To illustrate the broader principle, consider the toy classification task shown below in figure 1, where five better understood machine learning models are tasked with solving a multi-class spiral problem using only 10 data points. The variance in performance is stark: certain models (e.g., ANN) exhibit better generalization due to structural inductive biases that are well aligned with the task geometry, while others (e.g., decision trees) fail outright due to their inherent piecewise nature.

In contrast, Figure 2 demonstrates the same task with 1000 training samples. With sufficient data and a complex enough model, even poorly suited models begin to approximate a useful decision boundary. However, this brute-force success masks the underlying inefficiency: Many of these models did not "learn" in a cognitively meaningful way - it simply overfit with enough samples such that the overfit still reflects the population, this is wholly distinct from something that could learn and approximate the trend using a very limited number of examples.

This does not mean these models are fundamentally unsuitable to the spiral task, as we could easily transform the data in an appropriate way, such that other models become ideal for the task, however there will still be an ideal model, while others will at best brute force a poor approximation of the desired "comprehension".

The analogy and lesson for language models here I think is clear: performance improves with scale, but only within the bounds of the model's inductive capacity. The sheer volume of data required to get good quality answers from TNN based LLM should be all the warning one needs that these will never deliver on what companies like OpenAI promise. This is cybernetics hyper all over again, and it will damage the research community immeasurably when the various parties duped finally learn they have in fact been duped.

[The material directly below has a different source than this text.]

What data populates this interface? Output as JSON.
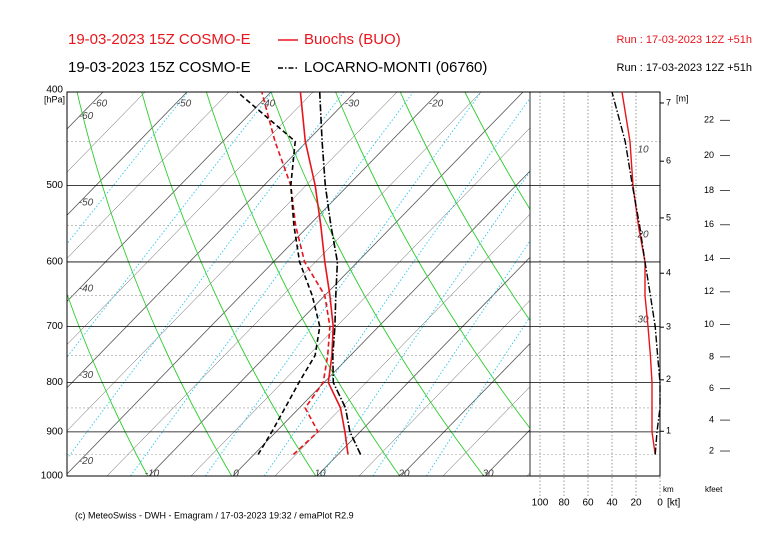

I love this field, and can very much see myself dedicating my life to it, but I worry that when the hype crash comes, we will see study of artificial intelligence fall into the same level of ill repute that cybernetics was unfairly plunged into by the charlatans of the time, for whom we have analogous contemporary figures. As it stands, I fear that there is a winter coming for this field.

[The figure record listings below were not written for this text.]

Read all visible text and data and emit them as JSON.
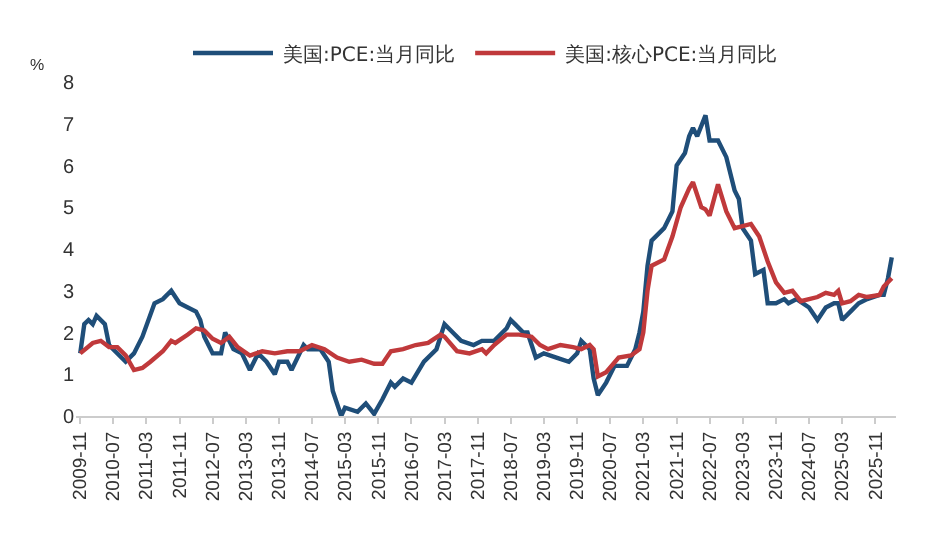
{
  "chart_data": {
    "type": "line",
    "ylabel": "%",
    "legend": "top",
    "grid": false,
    "marker": "none",
    "line_style": "solid",
    "xlim": [
      "2009-10",
      "2026-04"
    ],
    "xticks": [
      "2009-11",
      "2010-07",
      "2011-03",
      "2011-11",
      "2012-07",
      "2013-03",
      "2013-11",
      "2014-07",
      "2015-03",
      "2015-11",
      "2016-07",
      "2017-03",
      "2017-11",
      "2018-07",
      "2019-03",
      "2019-11",
      "2020-07",
      "2021-03",
      "2021-11",
      "2022-07",
      "2023-03",
      "2023-11",
      "2024-07",
      "2025-03",
      "2025-11"
    ],
    "ylim": [
      0,
      8
    ],
    "yticks": [
      0,
      1,
      2,
      3,
      4,
      5,
      6,
      7,
      8
    ],
    "series": [
      {
        "name": "美国:PCE:当月同比",
        "color": "#1f4e79",
        "x": [
          "2009-11",
          "2009-12",
          "2010-01",
          "2010-02",
          "2010-03",
          "2010-05",
          "2010-06",
          "2010-07",
          "2010-10",
          "2010-12",
          "2011-02",
          "2011-05",
          "2011-07",
          "2011-09",
          "2011-11",
          "2012-01",
          "2012-03",
          "2012-04",
          "2012-05",
          "2012-07",
          "2012-09",
          "2012-10",
          "2012-12",
          "2013-02",
          "2013-04",
          "2013-06",
          "2013-08",
          "2013-10",
          "2013-11",
          "2014-01",
          "2014-02",
          "2014-05",
          "2014-06",
          "2014-09",
          "2014-11",
          "2014-12",
          "2015-02",
          "2015-03",
          "2015-06",
          "2015-08",
          "2015-10",
          "2015-12",
          "2016-02",
          "2016-03",
          "2016-05",
          "2016-07",
          "2016-10",
          "2017-01",
          "2017-03",
          "2017-05",
          "2017-07",
          "2017-10",
          "2017-12",
          "2018-03",
          "2018-06",
          "2018-07",
          "2018-08",
          "2018-10",
          "2018-11",
          "2019-01",
          "2019-03",
          "2019-06",
          "2019-09",
          "2019-11",
          "2019-12",
          "2020-02",
          "2020-03",
          "2020-04",
          "2020-06",
          "2020-08",
          "2020-11",
          "2021-01",
          "2021-02",
          "2021-03",
          "2021-04",
          "2021-05",
          "2021-08",
          "2021-10",
          "2021-11",
          "2022-01",
          "2022-02",
          "2022-03",
          "2022-04",
          "2022-06",
          "2022-07",
          "2022-09",
          "2022-11",
          "2023-01",
          "2023-02",
          "2023-03",
          "2023-05",
          "2023-06",
          "2023-08",
          "2023-09",
          "2023-11",
          "2024-01",
          "2024-02",
          "2024-04",
          "2024-07",
          "2024-09",
          "2024-11",
          "2025-01",
          "2025-02",
          "2025-03",
          "2025-05",
          "2025-07",
          "2025-09",
          "2025-12",
          "2026-01",
          "2026-02",
          "2026-03"
        ],
        "values": [
          1.5,
          2.2,
          2.3,
          2.2,
          2.4,
          2.2,
          1.7,
          1.6,
          1.3,
          1.5,
          1.9,
          2.7,
          2.8,
          3.0,
          2.7,
          2.6,
          2.5,
          2.3,
          1.9,
          1.5,
          1.5,
          2.0,
          1.6,
          1.5,
          1.1,
          1.5,
          1.3,
          1.0,
          1.3,
          1.3,
          1.1,
          1.7,
          1.6,
          1.6,
          1.3,
          0.6,
          0.0,
          0.2,
          0.1,
          0.3,
          0.05,
          0.4,
          0.8,
          0.7,
          0.9,
          0.8,
          1.3,
          1.6,
          2.2,
          2.0,
          1.8,
          1.7,
          1.8,
          1.8,
          2.1,
          2.3,
          2.2,
          2.0,
          2.0,
          1.4,
          1.5,
          1.4,
          1.3,
          1.5,
          1.8,
          1.6,
          0.9,
          0.5,
          0.8,
          1.2,
          1.2,
          1.6,
          2.0,
          2.5,
          3.6,
          4.2,
          4.5,
          4.9,
          6.0,
          6.3,
          6.7,
          6.9,
          6.7,
          7.2,
          6.6,
          6.6,
          6.2,
          5.4,
          5.2,
          4.5,
          4.2,
          3.4,
          3.5,
          2.7,
          2.7,
          2.8,
          2.7,
          2.8,
          2.6,
          2.3,
          2.6,
          2.7,
          2.7,
          2.3,
          2.5,
          2.7,
          2.8,
          2.9,
          2.9,
          3.3,
          3.8
        ]
      },
      {
        "name": "美国:核心PCE:当月同比",
        "color": "#c0393b",
        "x": [
          "2009-11",
          "2010-02",
          "2010-04",
          "2010-06",
          "2010-08",
          "2010-10",
          "2010-12",
          "2011-02",
          "2011-04",
          "2011-07",
          "2011-09",
          "2011-10",
          "2012-01",
          "2012-03",
          "2012-05",
          "2012-07",
          "2012-09",
          "2012-11",
          "2013-01",
          "2013-04",
          "2013-07",
          "2013-10",
          "2014-01",
          "2014-04",
          "2014-07",
          "2014-10",
          "2015-01",
          "2015-04",
          "2015-07",
          "2015-10",
          "2015-12",
          "2016-02",
          "2016-05",
          "2016-08",
          "2016-11",
          "2017-02",
          "2017-03",
          "2017-06",
          "2017-09",
          "2017-12",
          "2018-01",
          "2018-03",
          "2018-06",
          "2018-09",
          "2018-12",
          "2019-02",
          "2019-04",
          "2019-07",
          "2019-10",
          "2019-12",
          "2020-02",
          "2020-03",
          "2020-04",
          "2020-06",
          "2020-09",
          "2020-12",
          "2021-02",
          "2021-03",
          "2021-04",
          "2021-05",
          "2021-08",
          "2021-10",
          "2021-12",
          "2022-02",
          "2022-03",
          "2022-05",
          "2022-06",
          "2022-07",
          "2022-09",
          "2022-11",
          "2023-01",
          "2023-03",
          "2023-05",
          "2023-07",
          "2023-09",
          "2023-11",
          "2024-01",
          "2024-03",
          "2024-05",
          "2024-07",
          "2024-09",
          "2024-11",
          "2025-01",
          "2025-02",
          "2025-03",
          "2025-05",
          "2025-07",
          "2025-09",
          "2025-12",
          "2026-01",
          "2026-03"
        ],
        "values": [
          1.5,
          1.75,
          1.8,
          1.65,
          1.65,
          1.45,
          1.1,
          1.15,
          1.3,
          1.55,
          1.8,
          1.75,
          1.95,
          2.1,
          2.05,
          1.85,
          1.75,
          1.9,
          1.65,
          1.45,
          1.55,
          1.5,
          1.55,
          1.55,
          1.7,
          1.6,
          1.4,
          1.3,
          1.35,
          1.25,
          1.25,
          1.55,
          1.6,
          1.7,
          1.75,
          1.95,
          1.9,
          1.55,
          1.5,
          1.6,
          1.5,
          1.7,
          1.95,
          1.95,
          1.9,
          1.7,
          1.6,
          1.7,
          1.65,
          1.6,
          1.7,
          1.6,
          0.95,
          1.05,
          1.4,
          1.45,
          1.6,
          2.0,
          3.0,
          3.6,
          3.75,
          4.3,
          5.0,
          5.45,
          5.6,
          5.0,
          4.95,
          4.8,
          5.55,
          4.9,
          4.5,
          4.55,
          4.6,
          4.3,
          3.7,
          3.2,
          2.95,
          3.0,
          2.75,
          2.8,
          2.85,
          2.95,
          2.9,
          3.0,
          2.7,
          2.75,
          2.9,
          2.85,
          2.9,
          3.1,
          3.3
        ]
      }
    ]
  }
}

The bottom line is that barring the emergence of a novel architecture or encoding paradigm that enables language representation in a way that is both efficient and structurally aligned with cognitive and semantic principles, current approaches are unlikely to yield AGI. While continued progress in narrow domains remain likely, the extrapolation from statistical language modelling to general intelligence is, at present, speculative and largely driven by unsustainable commercial interests rather than empirical viability with long-term payout.

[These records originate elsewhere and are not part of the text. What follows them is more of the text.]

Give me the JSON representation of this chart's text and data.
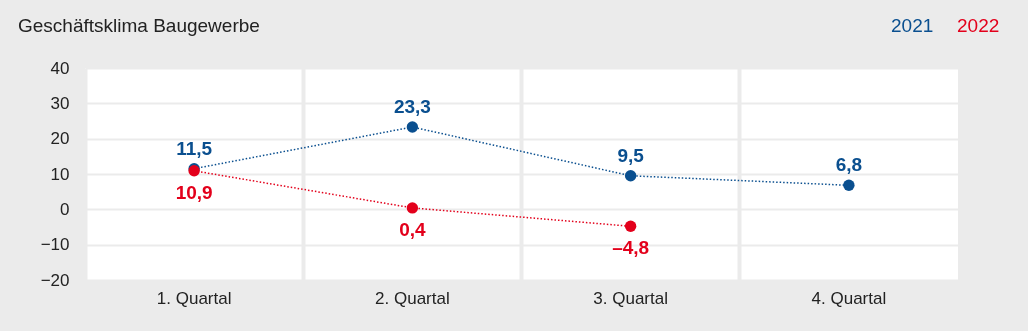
{
  "chart_data": {
    "type": "line",
    "title": "Geschäftsklima Baugewerbe",
    "categories": [
      "1. Quartal",
      "2. Quartal",
      "3. Quartal",
      "4. Quartal"
    ],
    "series": [
      {
        "name": "2021",
        "color": "#0a4f8f",
        "values": [
          11.5,
          23.3,
          9.5,
          6.8
        ],
        "value_labels": [
          "11,5",
          "23,3",
          "9,5",
          "6,8"
        ]
      },
      {
        "name": "2022",
        "color": "#e3001b",
        "values": [
          10.9,
          0.4,
          -4.8,
          null
        ],
        "value_labels": [
          "10,9",
          "0,4",
          "–4,8",
          null
        ]
      }
    ],
    "ylim": [
      -20,
      40
    ],
    "yticks": [
      -20,
      -10,
      0,
      10,
      20,
      30,
      40
    ],
    "grid": true,
    "legend": "top right",
    "marker": "circle",
    "line_style": "dotted"
  }
}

fundamentally, the TNN is highly effective at recognizing and leveraging statistical and structural patterns within a series, and relating that to another series, which enables impressive results in translation tasks and beyond. However, expecting transformers to achieve human style AGI is akin to expecting a deep dense feedforward neural networks (DNN) or a convolutional neural networks (CNN) to independently reach the same. While these models excel within their specific domains, their limitations in abstract reasoning and generalization make them unlikely candidates for AGI in their current form.

My view is this: TNNs may one day help us communicate with an AGI, by helping translate. The TNNs are likely to be a component in some hypothetical AGI system, much as CNNs would help it "see" or DNNs help it "process". However, they are not the AGI themselves, and they likely never will be.

It is important to me, that it is clear to people, that I am really excited and optimistic about the TNN. I am excited about what it adds to the toolbox, and the surprising capabilities it has so far displayed. However, it is not the solution, much like early purely DNN based vision models were not a viable solutions to computer vision, at least in the task of feature extraction. TNNs display many exciting emergent properties which on the surface appear to contradict some of my claims. I am open to, accepting of, and vocal about those facts.

This post is not about disparaging the TNN, but rather it is a call for sanity and decorum around the topic.